The bill generated a discussion around the constitutional right to free speech. Expert witness Matthew Beck, an Albuquerque attorney, said that members of the government, including legislators when they are acting as a member of a committee, do not have the same constitutional right to free speech because the government can “prohibit itself from speaking.”
“The free speech rights apply to the individual. The individual person can speak for their self. The individual always has the right under the First Amendment to free speech. The government does not have the right to free speech. If a person is acting as a committee member, the government can always prohibit itself from speaking,” Beck said.
Minority Floor Leader Gregory Baca, R-Belen, was the sole vote against the bill. He argued that he is not a member of the government and that since legislators are citizen legislators and unpaid, they are not the same as government employees and, therefore, their right to free speech should not be restrained.
“I better be careful myself. It’s very unclear where I sit,” he said. “Sitting on this committee we do not have that freedom to say what we want. We’re the opposite of a government entity. We’re a public entity, I would argue…I’m not sure this piece of legislation gets us where we want to go.”
Expert witness Marianna Anaya spoke on behalf of the bill. Anaya filed a sexual harassment complaint last year against state Sen. Daniel Ivey-Soto, D-Albuquerque. Ivey-Soto stepped down from his position as head of the powerful Senate Rules Committee after the allegations and shortly before the Senate Committee’s Committee met to determine if he should remain in the position. State Sen. Katy Duhigg, D-Albuquerque, replaced him.
Anaya said she was barred from speaking publicly while Ivey-Soto spoke to the press.
“There is more freedom to speak before the complaint process; the process as it currently stands limits the ability to speak,” Anaya said.
Duhigg said the Senate rules are archaic.
“The Senate rules still have in there a prohibition for the complainant to speak. There are consequences. They can be reprimanded, fined monetarily. The Senate rules need to catch up with the constitutional rights we are ensuring with this bill,” Duhigg said.
State Sen. Jerry Ortiz y Pino, D-Albuquerque, said he was worried that a person might file an unfounded complaint against a member of the legislature if this bill passed.
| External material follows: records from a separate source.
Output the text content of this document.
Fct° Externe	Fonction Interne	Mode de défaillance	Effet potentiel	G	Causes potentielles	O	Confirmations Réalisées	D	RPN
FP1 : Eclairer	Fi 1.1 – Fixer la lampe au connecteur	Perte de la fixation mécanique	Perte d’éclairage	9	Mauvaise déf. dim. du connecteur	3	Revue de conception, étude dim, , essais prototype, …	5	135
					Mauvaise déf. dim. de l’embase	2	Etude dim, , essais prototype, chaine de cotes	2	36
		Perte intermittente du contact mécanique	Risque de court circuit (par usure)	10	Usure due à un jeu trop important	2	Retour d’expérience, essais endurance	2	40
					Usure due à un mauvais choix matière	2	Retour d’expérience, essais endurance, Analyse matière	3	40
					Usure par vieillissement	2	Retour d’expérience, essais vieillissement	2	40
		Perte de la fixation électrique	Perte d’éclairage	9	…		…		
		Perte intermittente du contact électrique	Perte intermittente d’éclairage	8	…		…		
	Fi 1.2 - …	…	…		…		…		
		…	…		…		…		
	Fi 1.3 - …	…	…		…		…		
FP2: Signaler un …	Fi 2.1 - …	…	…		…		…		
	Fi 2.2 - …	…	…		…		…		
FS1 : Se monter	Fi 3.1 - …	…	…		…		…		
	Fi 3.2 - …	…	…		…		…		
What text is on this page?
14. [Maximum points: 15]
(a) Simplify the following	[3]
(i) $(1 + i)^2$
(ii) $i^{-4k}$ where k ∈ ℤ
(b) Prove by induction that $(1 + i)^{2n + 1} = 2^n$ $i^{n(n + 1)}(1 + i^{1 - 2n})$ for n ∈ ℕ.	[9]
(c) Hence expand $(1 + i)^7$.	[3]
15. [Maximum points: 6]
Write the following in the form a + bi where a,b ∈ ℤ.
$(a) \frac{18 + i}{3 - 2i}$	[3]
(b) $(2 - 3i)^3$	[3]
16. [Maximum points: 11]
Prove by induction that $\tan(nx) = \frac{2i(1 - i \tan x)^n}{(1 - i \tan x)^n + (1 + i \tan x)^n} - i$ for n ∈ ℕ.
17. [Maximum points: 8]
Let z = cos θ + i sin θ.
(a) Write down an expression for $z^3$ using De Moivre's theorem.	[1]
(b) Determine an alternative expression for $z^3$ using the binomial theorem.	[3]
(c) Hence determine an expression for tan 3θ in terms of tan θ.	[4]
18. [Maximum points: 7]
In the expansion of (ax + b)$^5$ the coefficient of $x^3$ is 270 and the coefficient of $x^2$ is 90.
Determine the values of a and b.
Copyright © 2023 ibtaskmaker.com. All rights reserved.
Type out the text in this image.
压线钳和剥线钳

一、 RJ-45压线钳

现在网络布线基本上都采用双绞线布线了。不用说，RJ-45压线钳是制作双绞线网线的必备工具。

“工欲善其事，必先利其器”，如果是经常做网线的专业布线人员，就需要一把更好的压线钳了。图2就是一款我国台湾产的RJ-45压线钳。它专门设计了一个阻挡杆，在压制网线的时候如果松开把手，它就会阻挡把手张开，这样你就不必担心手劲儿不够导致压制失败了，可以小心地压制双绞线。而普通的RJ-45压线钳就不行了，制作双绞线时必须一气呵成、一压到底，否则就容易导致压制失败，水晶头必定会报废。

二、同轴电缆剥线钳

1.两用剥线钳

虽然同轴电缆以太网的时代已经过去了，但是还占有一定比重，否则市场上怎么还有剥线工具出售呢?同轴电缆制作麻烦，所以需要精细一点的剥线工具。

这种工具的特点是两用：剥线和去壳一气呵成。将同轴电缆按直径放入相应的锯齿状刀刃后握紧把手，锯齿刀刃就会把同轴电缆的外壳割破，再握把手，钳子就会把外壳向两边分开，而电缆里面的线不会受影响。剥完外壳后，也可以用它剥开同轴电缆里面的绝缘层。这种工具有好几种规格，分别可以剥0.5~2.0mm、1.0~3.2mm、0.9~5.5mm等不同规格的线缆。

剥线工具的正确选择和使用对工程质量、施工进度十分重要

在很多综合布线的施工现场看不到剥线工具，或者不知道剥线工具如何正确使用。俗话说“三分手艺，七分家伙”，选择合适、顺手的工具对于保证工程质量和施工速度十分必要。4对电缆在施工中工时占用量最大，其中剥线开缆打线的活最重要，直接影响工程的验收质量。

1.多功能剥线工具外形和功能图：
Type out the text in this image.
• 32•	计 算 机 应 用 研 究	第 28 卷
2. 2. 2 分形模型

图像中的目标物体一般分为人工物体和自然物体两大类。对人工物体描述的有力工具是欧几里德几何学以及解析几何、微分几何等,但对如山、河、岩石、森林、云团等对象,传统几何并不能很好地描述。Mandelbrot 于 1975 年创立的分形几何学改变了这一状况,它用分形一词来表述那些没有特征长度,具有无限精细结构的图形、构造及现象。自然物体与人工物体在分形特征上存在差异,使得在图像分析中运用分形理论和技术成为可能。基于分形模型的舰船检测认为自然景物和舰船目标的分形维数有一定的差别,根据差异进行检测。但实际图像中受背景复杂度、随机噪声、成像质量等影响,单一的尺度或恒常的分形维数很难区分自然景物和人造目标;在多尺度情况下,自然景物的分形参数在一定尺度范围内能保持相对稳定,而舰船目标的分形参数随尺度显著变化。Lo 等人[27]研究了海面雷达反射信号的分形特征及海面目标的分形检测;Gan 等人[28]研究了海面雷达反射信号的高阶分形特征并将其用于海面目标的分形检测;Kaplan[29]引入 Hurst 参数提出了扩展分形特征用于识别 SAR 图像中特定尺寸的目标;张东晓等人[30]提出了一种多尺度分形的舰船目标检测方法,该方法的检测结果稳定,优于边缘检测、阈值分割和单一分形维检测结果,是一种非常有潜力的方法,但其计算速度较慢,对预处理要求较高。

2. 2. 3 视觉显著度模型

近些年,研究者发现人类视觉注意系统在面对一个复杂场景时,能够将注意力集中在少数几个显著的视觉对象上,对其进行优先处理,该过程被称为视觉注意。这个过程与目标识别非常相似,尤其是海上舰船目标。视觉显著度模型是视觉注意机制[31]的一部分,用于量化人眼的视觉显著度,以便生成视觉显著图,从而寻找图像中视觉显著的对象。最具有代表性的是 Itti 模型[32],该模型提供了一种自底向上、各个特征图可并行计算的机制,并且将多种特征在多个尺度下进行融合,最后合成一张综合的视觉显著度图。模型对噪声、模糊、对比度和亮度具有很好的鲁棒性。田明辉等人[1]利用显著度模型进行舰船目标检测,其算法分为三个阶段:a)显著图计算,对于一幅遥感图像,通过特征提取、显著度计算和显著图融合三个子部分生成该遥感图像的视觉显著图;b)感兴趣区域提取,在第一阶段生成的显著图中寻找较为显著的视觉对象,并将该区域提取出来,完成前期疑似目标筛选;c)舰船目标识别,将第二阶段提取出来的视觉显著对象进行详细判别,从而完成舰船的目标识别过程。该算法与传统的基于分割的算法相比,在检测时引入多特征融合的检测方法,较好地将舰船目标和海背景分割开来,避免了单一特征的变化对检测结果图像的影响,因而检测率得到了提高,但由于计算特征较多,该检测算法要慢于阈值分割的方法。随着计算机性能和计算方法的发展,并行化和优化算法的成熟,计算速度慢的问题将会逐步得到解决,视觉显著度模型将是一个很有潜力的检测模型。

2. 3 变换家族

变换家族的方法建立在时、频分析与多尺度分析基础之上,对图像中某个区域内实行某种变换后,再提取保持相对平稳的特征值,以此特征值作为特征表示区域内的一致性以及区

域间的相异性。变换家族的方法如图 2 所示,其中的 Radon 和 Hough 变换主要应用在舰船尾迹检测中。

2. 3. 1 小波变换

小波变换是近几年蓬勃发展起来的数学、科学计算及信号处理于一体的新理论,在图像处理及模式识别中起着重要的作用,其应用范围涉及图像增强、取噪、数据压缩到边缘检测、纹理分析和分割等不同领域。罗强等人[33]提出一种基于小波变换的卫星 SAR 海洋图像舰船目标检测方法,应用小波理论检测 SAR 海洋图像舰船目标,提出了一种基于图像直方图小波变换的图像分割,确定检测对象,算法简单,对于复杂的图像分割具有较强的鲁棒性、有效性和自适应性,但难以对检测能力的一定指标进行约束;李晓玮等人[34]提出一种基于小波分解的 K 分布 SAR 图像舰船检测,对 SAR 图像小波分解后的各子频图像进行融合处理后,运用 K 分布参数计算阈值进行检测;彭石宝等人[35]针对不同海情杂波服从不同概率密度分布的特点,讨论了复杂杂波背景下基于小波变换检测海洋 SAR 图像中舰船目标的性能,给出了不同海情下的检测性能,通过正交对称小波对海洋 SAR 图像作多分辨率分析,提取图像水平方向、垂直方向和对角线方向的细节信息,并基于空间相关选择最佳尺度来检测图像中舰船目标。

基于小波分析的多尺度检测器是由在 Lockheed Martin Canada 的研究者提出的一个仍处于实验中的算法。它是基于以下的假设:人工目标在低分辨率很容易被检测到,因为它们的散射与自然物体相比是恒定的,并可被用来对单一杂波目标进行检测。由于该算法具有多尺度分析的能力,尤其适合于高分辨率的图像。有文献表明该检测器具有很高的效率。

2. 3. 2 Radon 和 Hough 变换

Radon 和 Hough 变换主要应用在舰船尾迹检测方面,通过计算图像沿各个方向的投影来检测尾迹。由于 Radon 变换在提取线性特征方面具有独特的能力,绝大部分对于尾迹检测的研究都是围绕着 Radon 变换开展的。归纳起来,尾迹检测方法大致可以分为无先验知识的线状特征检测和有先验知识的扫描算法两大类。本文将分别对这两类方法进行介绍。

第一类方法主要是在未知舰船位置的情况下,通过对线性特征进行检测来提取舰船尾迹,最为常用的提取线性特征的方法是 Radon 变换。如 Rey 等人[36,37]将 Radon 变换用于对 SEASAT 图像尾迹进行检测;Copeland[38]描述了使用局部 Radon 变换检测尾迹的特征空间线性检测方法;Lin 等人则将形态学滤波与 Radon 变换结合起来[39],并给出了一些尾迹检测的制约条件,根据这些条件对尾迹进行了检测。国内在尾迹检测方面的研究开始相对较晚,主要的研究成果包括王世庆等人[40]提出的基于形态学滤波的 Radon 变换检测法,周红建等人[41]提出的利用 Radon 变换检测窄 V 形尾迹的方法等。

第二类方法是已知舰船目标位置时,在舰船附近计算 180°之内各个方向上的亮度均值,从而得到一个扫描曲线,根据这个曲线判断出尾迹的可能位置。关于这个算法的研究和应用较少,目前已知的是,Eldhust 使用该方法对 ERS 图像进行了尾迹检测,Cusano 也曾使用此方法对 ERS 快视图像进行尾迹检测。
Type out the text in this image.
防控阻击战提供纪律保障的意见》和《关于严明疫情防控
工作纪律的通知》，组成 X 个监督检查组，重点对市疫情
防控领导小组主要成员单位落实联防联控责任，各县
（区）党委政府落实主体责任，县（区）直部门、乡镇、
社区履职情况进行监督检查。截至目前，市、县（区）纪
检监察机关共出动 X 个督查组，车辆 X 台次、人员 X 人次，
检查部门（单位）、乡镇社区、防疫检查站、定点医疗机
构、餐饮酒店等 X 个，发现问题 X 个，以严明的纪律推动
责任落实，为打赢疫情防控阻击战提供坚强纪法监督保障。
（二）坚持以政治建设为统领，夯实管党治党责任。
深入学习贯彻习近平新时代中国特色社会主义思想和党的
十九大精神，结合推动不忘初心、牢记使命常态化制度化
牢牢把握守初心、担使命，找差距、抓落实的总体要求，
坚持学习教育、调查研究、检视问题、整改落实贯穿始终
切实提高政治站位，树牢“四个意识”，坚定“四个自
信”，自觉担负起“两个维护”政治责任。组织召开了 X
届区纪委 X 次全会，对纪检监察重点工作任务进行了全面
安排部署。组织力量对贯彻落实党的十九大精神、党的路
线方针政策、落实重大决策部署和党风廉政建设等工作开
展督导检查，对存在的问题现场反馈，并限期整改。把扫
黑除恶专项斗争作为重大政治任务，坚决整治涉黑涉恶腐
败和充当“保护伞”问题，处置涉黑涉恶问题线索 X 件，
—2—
“It leaves the public official extremely vulnerable if a case is made against them and the ethics committee goes the other way, they’re still painted in the public eye as having committed the offense no matter what,” he said.
State Sen. Mark Moores, R-Albuquerque, argued that the Democrats passed the current law, which was enacted in 1993, despite Republicans complaints.
“This issue could have been fixed if the majority had listened to us. We clearly stated this law was unconstitutional,” Moores said.
Szczepanski said she researched the current law’s history but, because it was enacted so long ago, she wasn’t sure of the law’s original intent.
The bill heads next to the House Judiciary Committee.